Poplars may be livelihood to some, but public ‘nuisance’ has to be eradicated: HC

Terms compliance reports by DCs on axing the trees as ‘unsatisfactory’, warns them against further ‘slackness’

SRINAGAR: There cannot be any substitute to safe human living if anything proves to be nuisance to it, the J&K High Court has said while rejecting the suggestion that axing poplar trees would be detrimental to those who have planted it for livelihood in the Kashmir Valley.
A bench of Justice Mohammad Yaqoob Mir also termed the compliance report by deputy commissioners regarding cutting down of the trees as ‘unsatisfactory’ and warned them against further slackness in complying with its directions.
The court was hearing a petition filed by one Haji Ghulam Mohidin of Srinagar, seeking directions from the court to remove the poplars adjacent to his residence at Zakura here.
As the hearing commenced, Assistant Solicitor General of India, S A Makroo, submitted that some people have planted the Russian poplars for their livelihood and if any direction was passed for their total removal, then they will face a lot of inconvenience.
“The suggestions may be genuine but there cannot be any substitute to the safe human living and if anything proves to be nuisance to the human living, then that nuisance needs to be eradicated,” the court said.
Additional advocate general informed the court that the compliance reports as have been filed by the Deputy Commissioners.
However the court found them as unsatisfactory on perusal, observing that for last six months, small numbers of the poplars have been cut to “show compliance of the order of this Court.”
“In fact, there has not been a proper drive so as to ensure implementation of the order in its letter and spirit. Cleverly, the Deputy Commissioners perhaps have submitted the reports simply to show the compliance of the Court order which in fact is not in keeping with the object and spirit of the order,” the court said underlining that the Russian poplars have created enormous difficulty and day by day are proving to be health hazard.
“The Deputy Commissioners of the Kashmir Division shall file fresh compliance report by or before next date wherein it shall be clearly indicated as to how they have proceeded in the matter for complying with the order with effect from 1 March 2016 till 25 May 2016 and from 25 May till next date of hearing,” the court said and posted the case on June 6.
“Further slackness if any exhibited by any of the Deputy Commissioners warrant personal appearance of such Deputy Commissioner or their Subordinate officers to whom they have entrusted the job, then they shall have to explain their position,” the court added.
During the course of hearing, advocate Manzoor Ahmad Dar said that he has challenged order before the Division Bench but without success.
He said liberty has been given to him to file application so as to voice his concern about the cutting of the trees.
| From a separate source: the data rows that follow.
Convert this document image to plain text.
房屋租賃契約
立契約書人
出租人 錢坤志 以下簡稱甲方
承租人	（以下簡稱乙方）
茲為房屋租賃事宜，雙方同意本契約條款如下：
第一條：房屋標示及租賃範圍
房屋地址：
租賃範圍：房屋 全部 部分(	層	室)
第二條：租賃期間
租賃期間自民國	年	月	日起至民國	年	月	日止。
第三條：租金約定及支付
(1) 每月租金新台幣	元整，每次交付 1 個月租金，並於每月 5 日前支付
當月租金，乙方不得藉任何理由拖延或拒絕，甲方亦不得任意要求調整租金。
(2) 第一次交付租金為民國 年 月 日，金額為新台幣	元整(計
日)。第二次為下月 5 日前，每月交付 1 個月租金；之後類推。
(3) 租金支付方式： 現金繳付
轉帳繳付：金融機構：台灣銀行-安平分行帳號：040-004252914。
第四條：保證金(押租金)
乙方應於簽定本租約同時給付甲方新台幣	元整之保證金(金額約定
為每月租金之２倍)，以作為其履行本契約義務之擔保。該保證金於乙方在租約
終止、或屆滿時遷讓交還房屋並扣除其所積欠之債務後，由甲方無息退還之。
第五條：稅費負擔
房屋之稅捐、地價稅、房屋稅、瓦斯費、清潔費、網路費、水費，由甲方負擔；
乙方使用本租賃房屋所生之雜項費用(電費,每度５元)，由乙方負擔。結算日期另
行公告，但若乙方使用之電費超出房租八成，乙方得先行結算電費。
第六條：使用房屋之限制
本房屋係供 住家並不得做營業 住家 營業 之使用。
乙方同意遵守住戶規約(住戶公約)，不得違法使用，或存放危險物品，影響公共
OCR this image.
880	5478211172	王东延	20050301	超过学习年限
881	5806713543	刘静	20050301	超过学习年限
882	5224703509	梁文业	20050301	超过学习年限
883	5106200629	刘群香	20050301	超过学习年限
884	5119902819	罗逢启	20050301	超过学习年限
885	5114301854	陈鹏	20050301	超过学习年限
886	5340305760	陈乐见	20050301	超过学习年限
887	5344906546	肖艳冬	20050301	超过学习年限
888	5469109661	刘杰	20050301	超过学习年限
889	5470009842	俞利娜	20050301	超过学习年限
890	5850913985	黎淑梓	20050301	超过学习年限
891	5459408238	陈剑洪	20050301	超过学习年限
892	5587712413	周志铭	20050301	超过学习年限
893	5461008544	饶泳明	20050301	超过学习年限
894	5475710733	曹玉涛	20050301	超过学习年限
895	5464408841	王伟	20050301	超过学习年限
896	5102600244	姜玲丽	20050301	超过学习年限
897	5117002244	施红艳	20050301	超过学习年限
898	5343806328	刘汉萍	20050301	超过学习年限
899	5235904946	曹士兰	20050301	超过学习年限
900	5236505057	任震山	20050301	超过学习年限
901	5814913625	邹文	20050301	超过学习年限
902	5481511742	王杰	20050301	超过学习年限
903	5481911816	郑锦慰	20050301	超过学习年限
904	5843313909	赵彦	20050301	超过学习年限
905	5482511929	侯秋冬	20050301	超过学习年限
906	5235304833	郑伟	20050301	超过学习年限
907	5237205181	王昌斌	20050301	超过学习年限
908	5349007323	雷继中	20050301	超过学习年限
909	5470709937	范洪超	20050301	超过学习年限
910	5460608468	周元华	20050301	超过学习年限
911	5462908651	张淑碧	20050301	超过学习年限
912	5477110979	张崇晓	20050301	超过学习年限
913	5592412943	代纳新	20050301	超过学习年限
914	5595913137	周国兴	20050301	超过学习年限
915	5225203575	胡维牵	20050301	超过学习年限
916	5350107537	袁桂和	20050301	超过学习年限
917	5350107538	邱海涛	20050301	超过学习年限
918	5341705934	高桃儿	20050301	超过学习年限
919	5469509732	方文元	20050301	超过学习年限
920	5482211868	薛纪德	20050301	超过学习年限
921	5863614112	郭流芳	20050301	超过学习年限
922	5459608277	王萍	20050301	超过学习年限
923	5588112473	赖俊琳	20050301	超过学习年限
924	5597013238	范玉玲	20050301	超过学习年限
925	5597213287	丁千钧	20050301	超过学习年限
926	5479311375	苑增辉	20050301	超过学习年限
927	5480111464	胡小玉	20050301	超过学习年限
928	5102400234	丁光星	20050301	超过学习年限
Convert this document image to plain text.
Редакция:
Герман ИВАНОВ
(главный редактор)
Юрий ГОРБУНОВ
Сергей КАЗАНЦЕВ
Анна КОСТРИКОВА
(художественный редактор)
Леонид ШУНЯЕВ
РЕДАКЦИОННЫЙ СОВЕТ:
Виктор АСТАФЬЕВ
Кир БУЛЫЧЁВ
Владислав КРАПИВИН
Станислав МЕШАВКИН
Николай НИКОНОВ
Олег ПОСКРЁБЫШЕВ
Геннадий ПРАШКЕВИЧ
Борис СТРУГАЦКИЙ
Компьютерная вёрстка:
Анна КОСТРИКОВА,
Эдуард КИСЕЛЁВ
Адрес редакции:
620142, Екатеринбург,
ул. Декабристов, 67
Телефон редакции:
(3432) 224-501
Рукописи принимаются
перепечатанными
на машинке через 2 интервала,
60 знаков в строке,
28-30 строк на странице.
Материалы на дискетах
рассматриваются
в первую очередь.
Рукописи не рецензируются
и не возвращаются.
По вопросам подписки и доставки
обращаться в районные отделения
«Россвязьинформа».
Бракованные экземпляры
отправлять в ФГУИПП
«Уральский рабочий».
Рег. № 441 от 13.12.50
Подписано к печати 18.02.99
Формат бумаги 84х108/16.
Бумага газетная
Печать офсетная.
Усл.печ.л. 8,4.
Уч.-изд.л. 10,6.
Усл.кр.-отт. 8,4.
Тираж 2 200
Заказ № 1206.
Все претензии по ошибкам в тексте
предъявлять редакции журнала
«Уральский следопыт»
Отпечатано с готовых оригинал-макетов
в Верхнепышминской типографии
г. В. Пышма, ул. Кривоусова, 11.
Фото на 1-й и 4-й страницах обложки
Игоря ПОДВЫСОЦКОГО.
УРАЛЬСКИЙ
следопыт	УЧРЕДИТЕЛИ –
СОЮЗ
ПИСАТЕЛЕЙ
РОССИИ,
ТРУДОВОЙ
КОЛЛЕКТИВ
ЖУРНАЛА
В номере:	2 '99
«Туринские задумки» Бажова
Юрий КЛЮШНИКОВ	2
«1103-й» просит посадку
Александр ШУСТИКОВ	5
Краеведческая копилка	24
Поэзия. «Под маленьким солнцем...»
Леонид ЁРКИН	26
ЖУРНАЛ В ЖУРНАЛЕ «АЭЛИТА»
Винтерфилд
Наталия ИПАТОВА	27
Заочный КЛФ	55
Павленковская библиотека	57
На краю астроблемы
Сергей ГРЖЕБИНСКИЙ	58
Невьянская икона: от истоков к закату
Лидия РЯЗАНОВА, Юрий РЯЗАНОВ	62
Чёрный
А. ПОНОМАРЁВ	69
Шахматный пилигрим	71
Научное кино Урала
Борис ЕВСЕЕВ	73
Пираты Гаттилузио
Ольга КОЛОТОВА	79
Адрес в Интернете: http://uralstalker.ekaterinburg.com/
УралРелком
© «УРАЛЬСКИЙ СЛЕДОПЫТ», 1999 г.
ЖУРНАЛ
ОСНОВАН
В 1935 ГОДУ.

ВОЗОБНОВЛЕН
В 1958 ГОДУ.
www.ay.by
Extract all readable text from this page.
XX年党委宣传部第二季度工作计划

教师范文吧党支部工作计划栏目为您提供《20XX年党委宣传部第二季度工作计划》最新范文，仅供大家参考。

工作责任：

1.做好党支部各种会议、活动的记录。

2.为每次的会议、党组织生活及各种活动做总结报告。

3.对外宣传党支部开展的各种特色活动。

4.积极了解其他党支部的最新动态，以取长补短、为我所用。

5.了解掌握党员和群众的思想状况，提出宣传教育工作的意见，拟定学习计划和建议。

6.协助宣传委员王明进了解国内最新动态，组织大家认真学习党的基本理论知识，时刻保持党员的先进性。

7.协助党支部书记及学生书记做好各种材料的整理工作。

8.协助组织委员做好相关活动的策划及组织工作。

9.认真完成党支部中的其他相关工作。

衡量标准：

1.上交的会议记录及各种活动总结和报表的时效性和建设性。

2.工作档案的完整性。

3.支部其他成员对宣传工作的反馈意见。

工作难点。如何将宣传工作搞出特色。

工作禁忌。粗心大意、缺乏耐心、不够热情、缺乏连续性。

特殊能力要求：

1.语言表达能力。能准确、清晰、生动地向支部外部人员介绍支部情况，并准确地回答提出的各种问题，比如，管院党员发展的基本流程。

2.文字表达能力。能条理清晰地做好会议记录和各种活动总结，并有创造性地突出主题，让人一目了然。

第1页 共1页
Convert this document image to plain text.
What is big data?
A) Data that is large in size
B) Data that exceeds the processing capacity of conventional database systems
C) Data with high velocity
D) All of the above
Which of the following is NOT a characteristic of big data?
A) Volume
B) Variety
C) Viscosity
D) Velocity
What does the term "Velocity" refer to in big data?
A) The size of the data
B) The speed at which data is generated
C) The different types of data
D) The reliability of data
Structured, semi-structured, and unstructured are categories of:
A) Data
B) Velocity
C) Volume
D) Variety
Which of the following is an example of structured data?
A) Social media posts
He said only female Russian poplars are shedding cotton pollen.
“If he has such expert report, he shall file same along with application,” the court added.
The Russian poplar was introduced in Kashmir in 1980s under the Social Forestry Scheme in view of its fast growth.
The cottony pollen which the plants shed for about a fortnight beginning the last week of April is one of the major sources of respiratory allergies.
Following large scale complaints against the poplars, the district administration in 2014 imposed a blanket ban on plantation of the trees in this summer capital of state.